Just me and some others. We’re just not sexy enough.”
“But you’re here. Right here in this particular spot. Here now because you know where the crush line is. Today it runs through this city.”
Covey offered one deliberate nod, a patient’s reluctant answer.
“So,” said Mendenhall, “we’re either in the beginning, middle, or end?”
“Probably near to the end.”
“You mean it will worsen?”
“Thicken,” said Covey. “Though quicken is more accurate.”
52
“There’s someone in my lab.”
Mendenhall checked the doorway, the line of microscopes, the collecting bowls. Then she turned to Covey, who pointed to the ceiling.
“The lab up there. Not in here.” She motioned to one of the side laptops. The screen showed a man in Covey’s fifth floor office. He was scanning the room, looking at the gels.
“But you locked up.”
“People get through locked doors.” Covey leaned closer to the screen. “That’s why I have this.” She pressed her hands above the laptop.
Mendenhall was skeptical, started to speak but was interrupted.
“You’re thinking I’m nuts. But I’m not crazy. See? Someone broke in.” With her cell she got ready to notify security.
Mendenhall leaned in, studied the man. A drunk, paralyzed, dragged himself to her on his elbows. A hitchhiker, filed into a half person, spoke to her. Albert Cabral sat on the floor and asked her how she had found him. Lual Meeks curled himself into the brass cup of the boiler, kept his eyes open as his nerves whiplashed to death. The man in Covey’s study was from government security, one of those new guys sent in after containment. He wasn’t in uniform, but he had the same haircut and expression as the others, the ones she had encountered. He wore a t-shirt and sports jacket, like a lot of men in this city. She hated that look.
“He’s looking for me.”
“Why follow you?” asked Covey. “Why not just
They watched the man look at Covey’s gels as he answered his cell. He received a text, replied.
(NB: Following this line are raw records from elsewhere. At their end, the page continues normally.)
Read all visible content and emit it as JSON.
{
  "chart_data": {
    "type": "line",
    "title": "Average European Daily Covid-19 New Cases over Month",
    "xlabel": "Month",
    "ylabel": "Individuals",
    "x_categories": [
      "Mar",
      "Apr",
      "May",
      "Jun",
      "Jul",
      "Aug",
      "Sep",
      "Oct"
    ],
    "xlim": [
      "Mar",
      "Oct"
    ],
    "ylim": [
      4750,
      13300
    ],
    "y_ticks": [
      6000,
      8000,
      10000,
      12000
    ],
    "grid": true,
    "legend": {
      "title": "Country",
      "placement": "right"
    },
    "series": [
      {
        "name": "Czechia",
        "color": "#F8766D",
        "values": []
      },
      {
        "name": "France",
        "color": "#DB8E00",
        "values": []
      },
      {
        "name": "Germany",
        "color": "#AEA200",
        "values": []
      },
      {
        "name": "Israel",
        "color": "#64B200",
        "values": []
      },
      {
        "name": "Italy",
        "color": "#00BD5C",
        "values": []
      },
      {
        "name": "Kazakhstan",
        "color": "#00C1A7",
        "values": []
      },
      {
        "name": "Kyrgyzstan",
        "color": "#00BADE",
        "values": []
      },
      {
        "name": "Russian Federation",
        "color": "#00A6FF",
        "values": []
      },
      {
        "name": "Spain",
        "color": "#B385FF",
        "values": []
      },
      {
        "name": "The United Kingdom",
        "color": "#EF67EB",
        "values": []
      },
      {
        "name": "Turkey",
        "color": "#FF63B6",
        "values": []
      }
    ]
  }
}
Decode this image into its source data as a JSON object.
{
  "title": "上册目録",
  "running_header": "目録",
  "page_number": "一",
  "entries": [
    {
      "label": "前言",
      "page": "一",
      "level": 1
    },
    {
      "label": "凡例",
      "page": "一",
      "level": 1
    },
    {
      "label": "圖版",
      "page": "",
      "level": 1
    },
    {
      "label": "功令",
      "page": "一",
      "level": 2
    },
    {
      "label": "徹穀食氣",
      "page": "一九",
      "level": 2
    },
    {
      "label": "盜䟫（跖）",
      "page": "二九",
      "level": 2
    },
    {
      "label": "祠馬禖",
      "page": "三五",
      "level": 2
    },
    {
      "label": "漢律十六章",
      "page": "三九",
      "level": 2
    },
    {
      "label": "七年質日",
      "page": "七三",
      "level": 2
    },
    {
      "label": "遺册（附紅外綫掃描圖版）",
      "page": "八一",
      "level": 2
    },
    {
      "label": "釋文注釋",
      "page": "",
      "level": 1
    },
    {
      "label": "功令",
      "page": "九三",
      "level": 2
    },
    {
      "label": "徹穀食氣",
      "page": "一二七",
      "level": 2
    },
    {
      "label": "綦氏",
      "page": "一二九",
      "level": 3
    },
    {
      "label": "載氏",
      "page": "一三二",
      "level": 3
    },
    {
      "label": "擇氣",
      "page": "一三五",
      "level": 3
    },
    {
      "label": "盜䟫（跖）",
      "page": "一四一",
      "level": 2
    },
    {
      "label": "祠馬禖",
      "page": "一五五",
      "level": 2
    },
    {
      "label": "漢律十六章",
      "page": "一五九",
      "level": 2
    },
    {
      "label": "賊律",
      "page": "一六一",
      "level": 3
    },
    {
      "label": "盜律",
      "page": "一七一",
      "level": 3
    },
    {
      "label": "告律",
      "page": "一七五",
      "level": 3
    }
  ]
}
“They want to see what I’m thinking.”
“Why don’t they just take you
“Because they know I wouldn’t tell them. And they don’t want anyone to know, to call attention. Right? Like you said, it’s a virus.”
The man left Covey’s office. Her laptop showed the empty room for a moment, then went blank.
“They probably know what you’re thinking now,” said Covey.
Covey offered two choices for a change of clothes. Mendenhall took the formal one, a moss-colored cocktail number. When Mendenhall started to slip into the dress, Covey shook her head.
“That sports bra thing won’t work underneath.”
Mendenhall shrugged hard, glared.
“Go without,” Covey told her.
Covey watched her remove the bra and fling it across the lab.
“There’s no treatment for fate, Dr. Mendenhall. Fate is fatal.
Unstoppable, undeterred … Did you just need to escape?”
Mendenhall worked into the dress. The fit was close enough to right. “No. I need to show them I’m right. Even if I don’t get to act on it. And I needed to bring something in, a patient to make my point. I needed to go see the source; now I have to go back where I can do some good.”
Covey offered a thin silver necklace with a chip of peridot. “This goes.” She stood behind Mendenhall and clasped the necklace and finished the zipper. She spoke into her ear. “I would want that. In my own work. To see the source and the return. But I just catch helpless glimpses. That’s all I ever get to live on.”